For while the tired waves, vainly breaking, Seem here no painful inch to gain, Far back through creeks and inlets making Comes silent, flooding in, the main.

It is, in my view, an excellent poetic tract for the times. It is so easy to surrender to despair if we take in all the portents of disaster, hammered into our brains by the relentless thuds of TV and tabloids, internet and media celebs. All the evidence suggests that we are losing the culture wars. Universities are a wasteland. Schools are crack deserts. The gallant attempt by Blair and Bush to give the Arabs democracy and bring moral law to the Middle East is being detonated by the suicidebombers of a mindless Dark-Age creed, the effort looking as hopeless as our forebears’ campaign for freedom in mid-19th-century Rome and Milan. And in the minds of the young, intellectual monsters like Hategod Dawkie spread their despairing gospel of nihilism, pointlessness, vacuity, the emptiness of life, the lack of any significance anywhere at any time and, in case you don’t know this useful word floccinaucinihilipilification. All this is true, or half-true or quarter-true.

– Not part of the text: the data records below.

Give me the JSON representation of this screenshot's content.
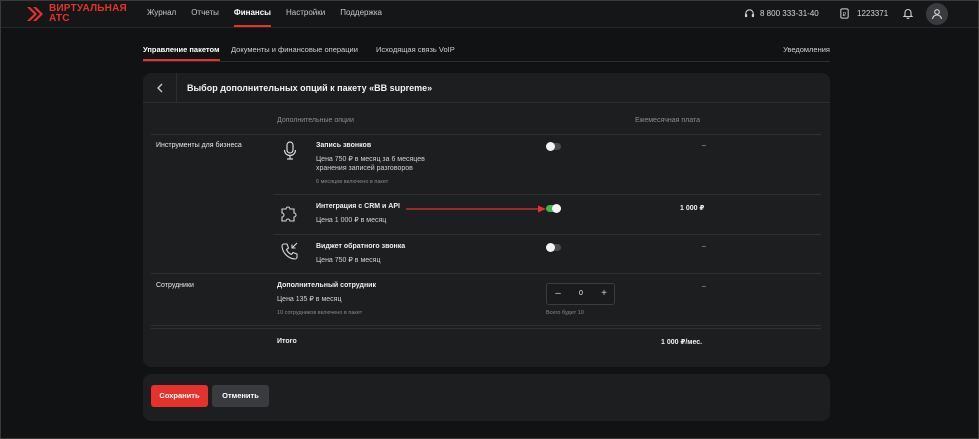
{
  "brand": {
    "line1": "ВИРТУАЛЬНАЯ",
    "line2": "АТС",
    "accent_color": "#e5322d"
  },
  "nav": {
    "items": [
      {
        "label": "Журнал",
        "active": false
      },
      {
        "label": "Отчеты",
        "active": false
      },
      {
        "label": "Финансы",
        "active": true
      },
      {
        "label": "Настройки",
        "active": false
      },
      {
        "label": "Поддержка",
        "active": false
      }
    ]
  },
  "header": {
    "phone": "8 800 333-31-40",
    "account": "1223371",
    "icons": [
      "headset-icon",
      "account-icon",
      "bell-icon",
      "user-icon"
    ]
  },
  "subtabs": {
    "items": [
      {
        "label": "Управление пакетом",
        "active": true
      },
      {
        "label": "Документы и финансовые операции",
        "active": false
      },
      {
        "label": "Исходящая связь VoIP",
        "active": false
      }
    ],
    "right": "Уведомления"
  },
  "card": {
    "title": "Выбор дополнительных опций к пакету «BB supreme»",
    "col_options": "Дополнительные опции",
    "col_monthly": "Ежемесячная плата",
    "section_business": "Инструменты для бизнеса",
    "section_staff": "Сотрудники",
    "options": [
      {
        "title": "Запись звонков",
        "price_line1": "Цена 750 ₽ в месяц за 6 месяцев",
        "price_line2": "хранения записей разговоров",
        "note": "6 месяцев включено в пакет",
        "enabled": false,
        "monthly": "–",
        "icon": "microphone-icon"
      },
      {
        "title": "Интеграция с CRM и API",
        "price_line1": "Цена 1 000 ₽ в месяц",
        "enabled": true,
        "monthly": "1 000 ₽",
        "icon": "puzzle-icon"
      },
      {
        "title": "Виджет обратного звонка",
        "price_line1": "Цена 750 ₽ в месяц",
        "enabled": false,
        "monthly": "–",
        "icon": "callback-phone-icon"
      }
    ],
    "staff": {
      "title": "Дополнительный сотрудник",
      "price": "Цена 135 ₽ в месяц",
      "note": "10 сотрудников включено в пакет",
      "value": "0",
      "minus": "–",
      "plus": "+",
      "total_note": "Всего будет 10",
      "monthly": "–"
    },
    "total_label": "Итого",
    "total_value": "1 000 ₽/мес."
  },
  "footer": {
    "save_label": "Сохранить",
    "cancel_label": "Отменить"
  },
  "colors": {
    "toggle_on": "#4caf50",
    "annotation_arrow": "#e5322d"
  }
}
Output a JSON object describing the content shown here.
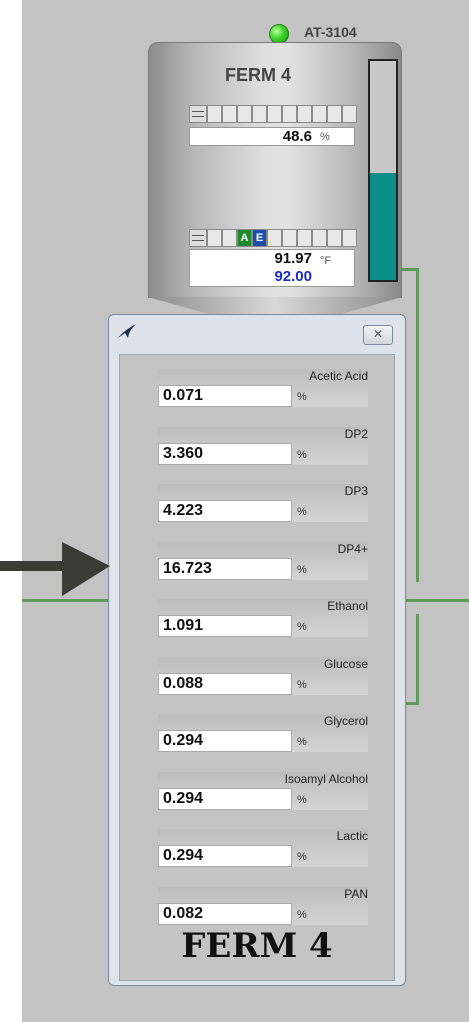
{
  "tank": {
    "tag": "AT-3104",
    "title": "FERM 4",
    "level_value": "48.6",
    "level_unit": "%",
    "temp_value": "91.97",
    "temp_setpoint": "92.00",
    "temp_unit": "°F",
    "mode_a": "A",
    "mode_e": "E",
    "level_fraction": 0.49
  },
  "popup": {
    "close_label": "✕",
    "footer": "FERM 4",
    "analytes": [
      {
        "label": "Acetic Acid",
        "value": "0.071",
        "unit": "%"
      },
      {
        "label": "DP2",
        "value": "3.360",
        "unit": "%"
      },
      {
        "label": "DP3",
        "value": "4.223",
        "unit": "%"
      },
      {
        "label": "DP4+",
        "value": "16.723",
        "unit": "%"
      },
      {
        "label": "Ethanol",
        "value": "1.091",
        "unit": "%"
      },
      {
        "label": "Glucose",
        "value": "0.088",
        "unit": "%"
      },
      {
        "label": "Glycerol",
        "value": "0.294",
        "unit": "%"
      },
      {
        "label": "Isoamyl Alcohol",
        "value": "0.294",
        "unit": "%"
      },
      {
        "label": "Lactic",
        "value": "0.294",
        "unit": "%"
      },
      {
        "label": "PAN",
        "value": "0.082",
        "unit": "%"
      }
    ]
  },
  "colors": {
    "pipe": "#5e9a58",
    "status_ok": "#3bd42a",
    "level_fill": "#0c8f8a"
  }
}
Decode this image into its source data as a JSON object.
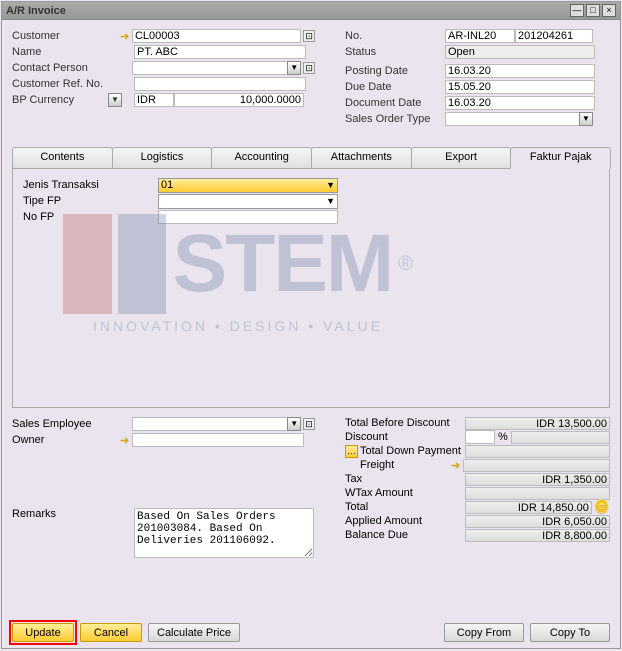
{
  "window": {
    "title": "A/R Invoice"
  },
  "header": {
    "left": {
      "customer_label": "Customer",
      "customer": "CL00003",
      "name_label": "Name",
      "name": "PT. ABC",
      "contact_label": "Contact Person",
      "contact": "",
      "custref_label": "Customer Ref. No.",
      "custref": "",
      "bpcur_label": "BP Currency",
      "bpcur": "IDR",
      "rate": "10,000.0000"
    },
    "right": {
      "no_label": "No.",
      "no_series": "AR-INL20",
      "no_val": "201204261",
      "status_label": "Status",
      "status": "Open",
      "posting_label": "Posting Date",
      "posting": "16.03.20",
      "due_label": "Due Date",
      "due": "15.05.20",
      "doc_label": "Document Date",
      "doc": "16.03.20",
      "sot_label": "Sales Order Type",
      "sot": ""
    }
  },
  "tabs": [
    "Contents",
    "Logistics",
    "Accounting",
    "Attachments",
    "Export",
    "Faktur Pajak"
  ],
  "fp": {
    "jenis_label": "Jenis Transaksi",
    "jenis": "01",
    "tipe_label": "Tipe FP",
    "tipe": "",
    "nofp_label": "No FP",
    "nofp": ""
  },
  "below": {
    "sales_emp_label": "Sales Employee",
    "sales_emp": "",
    "owner_label": "Owner",
    "owner": "",
    "remarks_label": "Remarks",
    "remarks": "Based On Sales Orders 201003084. Based On Deliveries 201106092."
  },
  "totals": {
    "tbd_label": "Total Before Discount",
    "tbd": "IDR 13,500.00",
    "disc_label": "Discount",
    "disc_pct": "",
    "pct": "%",
    "disc_amt": "",
    "tdp_label": "Total Down Payment",
    "tdp": "",
    "freight_label": "Freight",
    "freight": "",
    "tax_label": "Tax",
    "tax": "IDR 1,350.00",
    "wtax_label": "WTax Amount",
    "wtax": "",
    "total_label": "Total",
    "total": "IDR 14,850.00",
    "applied_label": "Applied Amount",
    "applied": "IDR 6,050.00",
    "balance_label": "Balance Due",
    "balance": "IDR 8,800.00"
  },
  "buttons": {
    "update": "Update",
    "cancel": "Cancel",
    "calc": "Calculate Price",
    "copyfrom": "Copy From",
    "copyto": "Copy To"
  },
  "watermark": {
    "text": "STEM",
    "tag": "INNOVATION • DESIGN • VALUE"
  }
}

I think there is much vigorous and creative life in our universities — that is certainly my impression when I visit them — and top-form schoolchildren I meet are strikingly well informed. I think the Islamic inflatus is on the verge of an implosion, which will transform those countries now racked by the fundamentalist fever into harmless members of the world community. In 20 years’ time we will see it all as a false alarm, like the ‘population explosion’ and other silly bogeys. But of course by then other pseudo-perils will be keeping us awake at night.

Clough’s poem, then, is a useful antidote to panic, good for all periods, and will survive indefinitely. A splendid achievement to have under your posterity-belt. Notice the key word ‘silent’ in his poem. Clough was a preternaturally silent man. When he had nothing significant to say, he was dumb. Given a choice between harmless small talk and nothing, he always chose not to utter a word. At dinner, he said nothing. When courting, he would go to his beloved’s drawing-room and sit staring at her, without a word, for an hour or more. He was an awkward customer. But he wrote one poem that will always be remembered.